Why do women experience menopause?

Dear Cecil:

What's up with menopause? As a woman in her late 40s experiencing hot flashes and other signs of the looming cessation of menstruation, I'm wondering why women lose the ability to reproduce while men retain it, at least theoretically, until death. Not that I'm going to miss the pill, tampons, etc., but there's a lack of symmetry here that bothers my sense of aesthetics. Please advise.

Cecil replies:

I know it doesn’t seem fair, ma’am, but look at the bright side. Would you rather be part of the primary target demographic for Viagra?

There used to be a comforting theory about menopause. In a famous 1957 paper, evolutionary biologist George C. Williams argued that menopause differed from other consequences of old age, such as failing eyesight and wrinkles, in that (a) it happened relatively early in life, usually around the half-century mark, and (b) it was inevitable regardless of how much attention a woman paid to her health. What’s more, he said, it seemed to be unique to humans. Other female mammals, most notably other female primates, were capable of bearing children till the end.

Williams explained this apparent oddity by claiming that menopause, far from being a sign of decrepitude, was actually a positive evolutionary adaptation. A postmenopausal woman could see her progeny through to maturity without fear that she’d die in childbirth after a late pregnancy. Others elaborated on this idea, noting that a postmenopausal woman could assist in raising her grandchildren and serve as a repository of tribal knowledge besides. This “granny effect,” as it came to be known, was seen as one of the crucial factors that had enabled humanity to pull itself out of the swamps, right up there with the harnessing of fire.

Charming though it was, the granny hypothesis suffered from certain defects. The most obvious was that until the 20th century menopause wasn’t just the time when a woman ceased ovulating; it was more or less the time when she died. Average age at menopause today is 51; average life expectancy in 1900 had only reached 47. In other words, during most of evolutionary history, the average woman had enough eggs to last a lifetime. Anthropological research turned up little support for the granny effect, and theoretical models suggested that, notwithstanding the social benefits of nonchildbearing grandmothers, more offspring would survive if women just kept having babies.

To many eyes, the final blow for the granny effect was a 1998 paper by University of Minnesota ecologist Craig Packer, who refuted the idea that only human females go through menopause.

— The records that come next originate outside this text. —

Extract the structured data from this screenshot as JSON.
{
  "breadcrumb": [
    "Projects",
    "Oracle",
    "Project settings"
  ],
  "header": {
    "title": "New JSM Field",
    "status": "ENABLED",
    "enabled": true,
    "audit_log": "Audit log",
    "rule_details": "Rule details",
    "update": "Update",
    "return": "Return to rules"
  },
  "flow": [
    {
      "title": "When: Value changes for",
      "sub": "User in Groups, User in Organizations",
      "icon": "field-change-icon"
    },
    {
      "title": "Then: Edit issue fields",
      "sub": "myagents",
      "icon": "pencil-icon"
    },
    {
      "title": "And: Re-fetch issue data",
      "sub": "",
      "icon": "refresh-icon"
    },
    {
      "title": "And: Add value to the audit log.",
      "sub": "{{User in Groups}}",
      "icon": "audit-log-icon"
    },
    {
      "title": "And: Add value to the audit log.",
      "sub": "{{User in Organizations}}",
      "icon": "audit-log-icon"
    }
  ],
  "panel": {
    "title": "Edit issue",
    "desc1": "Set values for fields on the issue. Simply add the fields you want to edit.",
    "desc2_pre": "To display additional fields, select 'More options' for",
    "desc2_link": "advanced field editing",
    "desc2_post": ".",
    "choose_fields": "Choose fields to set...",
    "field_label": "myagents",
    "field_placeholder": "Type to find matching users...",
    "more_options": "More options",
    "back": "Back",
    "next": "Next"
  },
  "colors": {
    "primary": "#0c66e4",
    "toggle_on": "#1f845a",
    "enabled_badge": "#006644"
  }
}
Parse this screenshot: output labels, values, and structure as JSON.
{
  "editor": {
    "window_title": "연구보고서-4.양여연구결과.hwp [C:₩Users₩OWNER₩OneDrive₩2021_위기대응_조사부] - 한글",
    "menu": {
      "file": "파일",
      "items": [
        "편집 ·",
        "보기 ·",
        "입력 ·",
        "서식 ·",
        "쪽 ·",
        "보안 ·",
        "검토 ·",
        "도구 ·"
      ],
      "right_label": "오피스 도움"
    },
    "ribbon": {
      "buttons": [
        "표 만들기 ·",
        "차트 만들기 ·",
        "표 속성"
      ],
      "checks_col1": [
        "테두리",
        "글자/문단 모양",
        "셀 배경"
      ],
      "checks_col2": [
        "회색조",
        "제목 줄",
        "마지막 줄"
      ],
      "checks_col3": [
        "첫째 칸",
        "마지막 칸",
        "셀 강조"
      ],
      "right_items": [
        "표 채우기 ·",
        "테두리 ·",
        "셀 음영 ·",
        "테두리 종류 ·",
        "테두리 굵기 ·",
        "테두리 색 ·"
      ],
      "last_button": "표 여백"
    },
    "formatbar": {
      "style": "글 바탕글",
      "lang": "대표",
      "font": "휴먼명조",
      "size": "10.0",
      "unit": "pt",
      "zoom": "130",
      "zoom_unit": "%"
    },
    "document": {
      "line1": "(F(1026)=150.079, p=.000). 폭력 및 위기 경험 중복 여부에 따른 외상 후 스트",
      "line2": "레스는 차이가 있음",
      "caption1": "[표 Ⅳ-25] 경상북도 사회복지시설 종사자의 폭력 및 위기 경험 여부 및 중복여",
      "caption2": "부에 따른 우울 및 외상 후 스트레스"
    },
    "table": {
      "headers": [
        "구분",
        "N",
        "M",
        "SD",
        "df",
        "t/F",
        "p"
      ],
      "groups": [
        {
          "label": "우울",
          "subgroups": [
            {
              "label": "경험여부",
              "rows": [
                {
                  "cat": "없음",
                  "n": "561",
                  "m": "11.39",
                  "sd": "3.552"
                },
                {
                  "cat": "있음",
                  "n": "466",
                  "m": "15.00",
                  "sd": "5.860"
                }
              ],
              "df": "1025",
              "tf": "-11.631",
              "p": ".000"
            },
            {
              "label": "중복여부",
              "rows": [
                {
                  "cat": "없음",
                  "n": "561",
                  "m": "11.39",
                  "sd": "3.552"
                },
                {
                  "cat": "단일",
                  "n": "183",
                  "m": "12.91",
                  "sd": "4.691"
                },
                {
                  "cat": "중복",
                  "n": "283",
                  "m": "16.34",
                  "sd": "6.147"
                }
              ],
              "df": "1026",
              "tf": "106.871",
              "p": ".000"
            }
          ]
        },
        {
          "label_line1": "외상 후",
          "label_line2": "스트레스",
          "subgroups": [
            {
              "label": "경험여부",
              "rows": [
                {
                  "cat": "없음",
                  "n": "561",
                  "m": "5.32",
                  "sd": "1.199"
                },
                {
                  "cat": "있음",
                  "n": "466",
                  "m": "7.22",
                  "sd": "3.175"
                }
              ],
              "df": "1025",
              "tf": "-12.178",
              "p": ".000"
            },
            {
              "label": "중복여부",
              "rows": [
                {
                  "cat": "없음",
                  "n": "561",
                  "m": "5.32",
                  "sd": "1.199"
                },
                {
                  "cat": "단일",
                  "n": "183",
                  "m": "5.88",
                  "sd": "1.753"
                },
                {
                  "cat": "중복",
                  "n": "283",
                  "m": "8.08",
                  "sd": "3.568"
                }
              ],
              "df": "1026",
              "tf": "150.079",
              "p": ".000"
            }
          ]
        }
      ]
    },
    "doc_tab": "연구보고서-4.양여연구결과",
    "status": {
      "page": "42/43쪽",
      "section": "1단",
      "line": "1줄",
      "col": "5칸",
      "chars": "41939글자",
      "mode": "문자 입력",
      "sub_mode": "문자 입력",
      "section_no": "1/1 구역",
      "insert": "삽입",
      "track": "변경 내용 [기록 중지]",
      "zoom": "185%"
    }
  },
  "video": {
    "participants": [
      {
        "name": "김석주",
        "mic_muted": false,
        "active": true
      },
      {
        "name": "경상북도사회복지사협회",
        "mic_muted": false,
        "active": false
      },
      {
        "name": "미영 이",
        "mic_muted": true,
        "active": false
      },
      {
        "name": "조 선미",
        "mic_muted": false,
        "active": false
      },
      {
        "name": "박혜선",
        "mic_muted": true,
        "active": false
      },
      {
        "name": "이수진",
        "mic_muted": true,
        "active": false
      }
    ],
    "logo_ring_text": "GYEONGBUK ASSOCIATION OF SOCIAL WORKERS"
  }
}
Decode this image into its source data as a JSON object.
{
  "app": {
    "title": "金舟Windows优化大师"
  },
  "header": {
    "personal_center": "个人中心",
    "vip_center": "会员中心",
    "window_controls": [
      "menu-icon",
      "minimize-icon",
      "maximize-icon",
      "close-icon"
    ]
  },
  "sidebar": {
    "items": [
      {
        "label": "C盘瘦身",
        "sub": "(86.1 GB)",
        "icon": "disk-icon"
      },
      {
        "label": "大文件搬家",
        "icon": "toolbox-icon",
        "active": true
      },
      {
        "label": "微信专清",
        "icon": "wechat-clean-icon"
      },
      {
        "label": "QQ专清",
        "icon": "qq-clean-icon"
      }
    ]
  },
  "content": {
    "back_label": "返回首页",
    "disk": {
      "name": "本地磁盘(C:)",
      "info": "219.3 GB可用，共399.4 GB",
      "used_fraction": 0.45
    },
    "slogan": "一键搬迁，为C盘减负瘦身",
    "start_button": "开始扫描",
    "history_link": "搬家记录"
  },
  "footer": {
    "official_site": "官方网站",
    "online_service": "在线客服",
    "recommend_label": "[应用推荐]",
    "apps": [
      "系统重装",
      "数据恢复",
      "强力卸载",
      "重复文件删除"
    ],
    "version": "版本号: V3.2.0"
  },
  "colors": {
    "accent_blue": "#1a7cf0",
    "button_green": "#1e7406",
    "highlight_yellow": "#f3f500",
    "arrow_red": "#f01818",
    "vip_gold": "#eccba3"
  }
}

Citing earlier research, he noted that menopause occurs in a number of other mammalian species, including dogs, rabbits, elephants, whales, etc., and may well be a trait of all mammalian females.

What’s more, the timing of menopause in other species suggests why it occurs when it does in humans, despite increased life expectancy. Female baboons experience a decline in fertility after age 21; few live past 26 or 27. But since a baboon takes only six years to reach puberty, that’s OK — the young will be grown before the mother dies. Similarly, female lions become markedly less fertile after age 13 and are usually dead by 18 — again OK, from the standpoint of the species, because a lion cub reaches puberty at three. Turning to our own kind, women experience reproductive decline after 40 and until modern times typically died in their 50s, but their kids reach puberty at around 11 … you get the picture. Female mammals remain fertile long enough to be able to raise their young before they die, and no longer.

Packer and his associates went on to examine survival rates among lions with living grandmothers versus those without. They found no granny effect. On the contrary, grandma lions enhanced the survival of their pride’s offspring only if they hadn’t yet gone through menopause and could help suckle their daughters’ cubs while raising more of their own.

Granny effect proponents haven’t given up. Anthropologist Kristen Hawkes has studied an African tribe called the Hadza whose survival depends on grandmothers who forage for food while mothers breast-feed their infants. So the argument isn’t over. But for now it appears menopause doesn’t mark your graduation to some higher stage of nurturing; it just means you’ve gotten old.